I am not a flyfisherman but sometimes when I fish the lights and the trout and reds are feeding on extremely small bait I have always thought about trying to tie a fly on the back eye of my yozuri lure. probably about 12 inches of leader line. Any comments?


----------



## BrandonFox (Jan 8, 2013)

Yes, it is common to do that in some parts of FL for bonito when they are keyed in on rain minnows. Itll work just fine.


----------



## Golden (Aug 1, 2006)

Why not just use the fly and fly rod especially when under the lights? Why mess with constantly trying to keep your "dropper rig" from getting tangled up 'cause it will. ...and believe me when a nice fat trout hooked on the fly starts to thrash around while your landing it and your free swinging double treble hook Yozuri lure will be looking for a nice warm hand to sink into and it will! OUCH!

After all this is a flyfishing forum...what did the conventional guys tell you to do go ask the fly guys? LOL

I have seen where a 1/4 - 1/2 oz. gold or silver minnow spoon has been used with a skirted short leader trailer using a treble while trolling for King Macs, Striped Bass or blues when they are short striking. Also works for LMB. 

GOOD LUCK!


----------



## Unbound (Jul 12, 2004)

I used to do that for smallmouth bass up in Wisconsin. I finally figured out, as others here have stated, just tie it direct to a fly rod instead. Go ahead and do what you suggested, but pretty soon you'll want to try a fly rod.


----------



## texasflycaster (Jun 16, 2009)

Kind of ... was dropping slabbing spoons on Lake Texoma for stripers, and got real bored. Tied a fly two feet behind the heavy spoon and dropped it down. Yeah, it worked - caught on the fly - with the slab in front.


----------



## john66 (Aug 3, 2006)

Tie a fly behind a top water and see what happens . 

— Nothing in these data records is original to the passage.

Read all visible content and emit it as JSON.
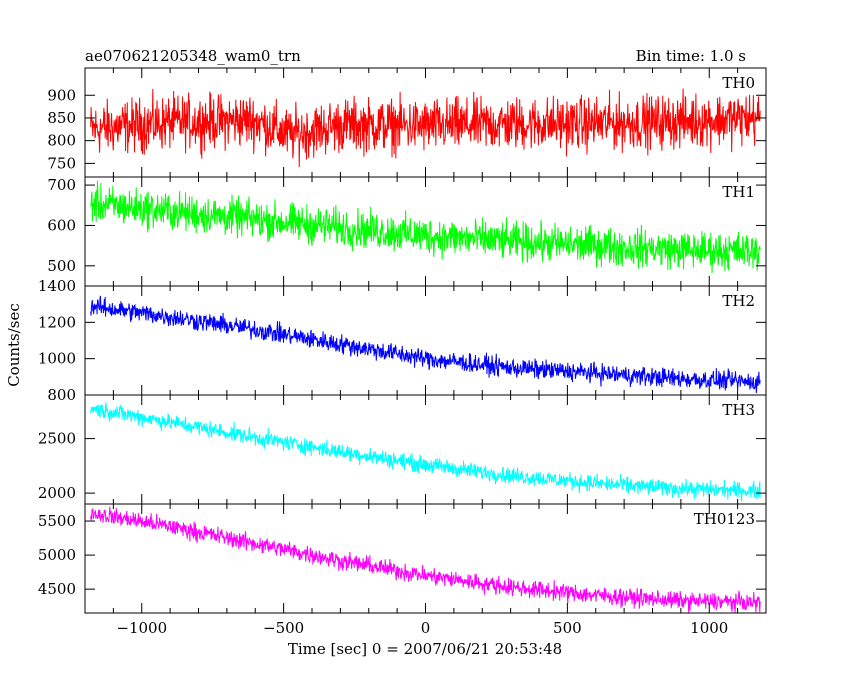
{
  "header": {
    "obs_id": "ae070621205348_wam0_trn",
    "bin_time": "Bin time: 1.0 s"
  },
  "chart_data": {
    "type": "line",
    "title": "ae070621205348_wam0_trn",
    "subtitle": "Bin time: 1.0 s",
    "xlabel": "Time [sec] 0 = 2007/06/21 20:53:48",
    "ylabel": "Counts/sec",
    "xlim": [
      -1200,
      1200
    ],
    "x_ticks": [
      -1000,
      -500,
      0,
      500,
      1000
    ],
    "x_tick_labels": [
      "−1000",
      "−500",
      "0",
      "500",
      "1000"
    ],
    "grid": false,
    "legend": "none",
    "panels": [
      {
        "name": "TH0",
        "color": "#ff0000",
        "ylim": [
          720,
          960
        ],
        "y_ticks": [
          750,
          800,
          850,
          900
        ],
        "x": [
          -1180,
          -900,
          -600,
          -480,
          -300,
          0,
          300,
          600,
          900,
          1180
        ],
        "values": [
          825,
          840,
          845,
          812,
          835,
          832,
          837,
          838,
          843,
          850
        ],
        "noise_amplitude": 50
      },
      {
        "name": "TH1",
        "color": "#00ff00",
        "ylim": [
          450,
          720
        ],
        "y_ticks": [
          500,
          600,
          700
        ],
        "x": [
          -1180,
          -900,
          -600,
          -300,
          0,
          300,
          600,
          900,
          1180
        ],
        "values": [
          655,
          635,
          615,
          595,
          575,
          560,
          550,
          540,
          535
        ],
        "noise_amplitude": 40
      },
      {
        "name": "TH2",
        "color": "#0000ff",
        "ylim": [
          800,
          1400
        ],
        "y_ticks": [
          800,
          1000,
          1200,
          1400
        ],
        "x": [
          -1180,
          -900,
          -600,
          -300,
          0,
          300,
          600,
          900,
          1180
        ],
        "values": [
          1290,
          1230,
          1160,
          1080,
          1000,
          950,
          920,
          890,
          870
        ],
        "noise_amplitude": 45
      },
      {
        "name": "TH3",
        "color": "#00ffff",
        "ylim": [
          1900,
          2900
        ],
        "y_ticks": [
          2000,
          2500
        ],
        "x": [
          -1180,
          -900,
          -600,
          -300,
          0,
          300,
          600,
          900,
          1180
        ],
        "values": [
          2780,
          2650,
          2510,
          2380,
          2260,
          2160,
          2090,
          2040,
          2020
        ],
        "noise_amplitude": 65
      },
      {
        "name": "TH0123",
        "color": "#ff00ff",
        "ylim": [
          4150,
          5750
        ],
        "y_ticks": [
          4500,
          5000,
          5500
        ],
        "x": [
          -1180,
          -900,
          -600,
          -300,
          0,
          300,
          600,
          900,
          1180
        ],
        "values": [
          5620,
          5420,
          5170,
          4920,
          4700,
          4530,
          4410,
          4330,
          4300
        ],
        "noise_amplitude": 110
      }
    ]
  }
}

Sent from my XT1032 using Tapatalk


----------



## bugchunker (Dec 23, 2013)

As a kid(45years ago) I would tie a streamer fly to the back of top water plugs. The plug was for the Bass and the Fly was for the Perch. Then(age 15) I started using the Fly rod and know I tie a dropper fly on the back of my poppers.
So yes it works.


----------



## browpark (Sep 22, 2014)

I just tie flies behind a bobber when I use a conventional rod.

works like a charm.


----------



## SurfRunner (May 22, 2004)

I have done it with success. Joe Doggett wrote a great article about it in the Chronicle several years ago.


----------



## 2thDr (Jan 25, 2014)

clear casting floats are made to allow casting flies with conventional tackle.


----------